An asbestos activist has been chosen for the first ever activist award given by an international science group dedicated to helping to solve global occupational and environmental health problems.
The activist is Kathleen Ruff, a Canadian long-time asbestos industry critic and board member of Canada’s Rideau Institute, a non-profit public policy research organization. Kathleen received the Canadian Public Health Association’s National Public Health Hero Award in 2011 for her advocacy to end Canada’s export of asbestos.

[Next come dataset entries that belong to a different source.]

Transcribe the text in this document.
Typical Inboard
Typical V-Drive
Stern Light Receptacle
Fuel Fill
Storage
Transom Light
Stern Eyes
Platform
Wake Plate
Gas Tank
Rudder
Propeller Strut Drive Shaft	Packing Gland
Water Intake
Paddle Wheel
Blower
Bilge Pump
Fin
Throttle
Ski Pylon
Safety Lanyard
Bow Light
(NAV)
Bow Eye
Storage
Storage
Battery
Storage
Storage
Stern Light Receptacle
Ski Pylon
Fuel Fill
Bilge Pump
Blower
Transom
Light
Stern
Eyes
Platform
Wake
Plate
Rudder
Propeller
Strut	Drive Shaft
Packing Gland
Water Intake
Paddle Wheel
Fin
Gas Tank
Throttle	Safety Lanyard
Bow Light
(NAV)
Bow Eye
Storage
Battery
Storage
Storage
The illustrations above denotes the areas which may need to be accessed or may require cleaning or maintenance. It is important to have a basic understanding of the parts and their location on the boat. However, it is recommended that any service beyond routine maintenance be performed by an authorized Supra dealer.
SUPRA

She has written extensively about Canada’s asbestos industry for GBAN, the e-newsletter of the Global Ban Asbestos Network. She also founded and coordinates a human rights news website called Right On Canada. Her article “Exposé of the International Chrysotile Association” appeared in both publications.
“It is time for the immunity – enjoyed by the asbestos industry and its lobby groups for so many decades – to end,” she said.
We cited Kathleen’s high caliber investigative reporting recently when we told you here about an academic scientist accused of colluding with the asbestos industry to downplay health risks.
The controversy centered on the accuracy of the conclusions of research on asbestos miners by McGill University’s Prof. J.C. McDonald. “Prof. McDonald’s research was reportedly financed with one million dollars by the Quebec Asbestos Mining Association (QAMA).” Kathleen boldly revealed.
Now at its annual meeting on October 25-26, the Collegium Ramazzini presented their first activist award to Kathleen for her relentless work in the global asbestos struggle. American asbestos expert Dr. Barry Castleman gave the introductory remarks.
We at Kazan Law are pleased that an asbestos activist was the Collegium’s top priority for this new award and agree that Kathleen is a worthy recipient. Her efforts in exposing both the dangers of asbestos and the corruption surrounding its continued permitted use both are in line with the Collegium’s mission.
The Collegium Ramazzini, headquartered in Italy, assesses present and future risks of injury and disease attributable to the workplace and the environment. It focuses especially on the identification of preventable risk factors. Asbestos exposure certainly fits that bill.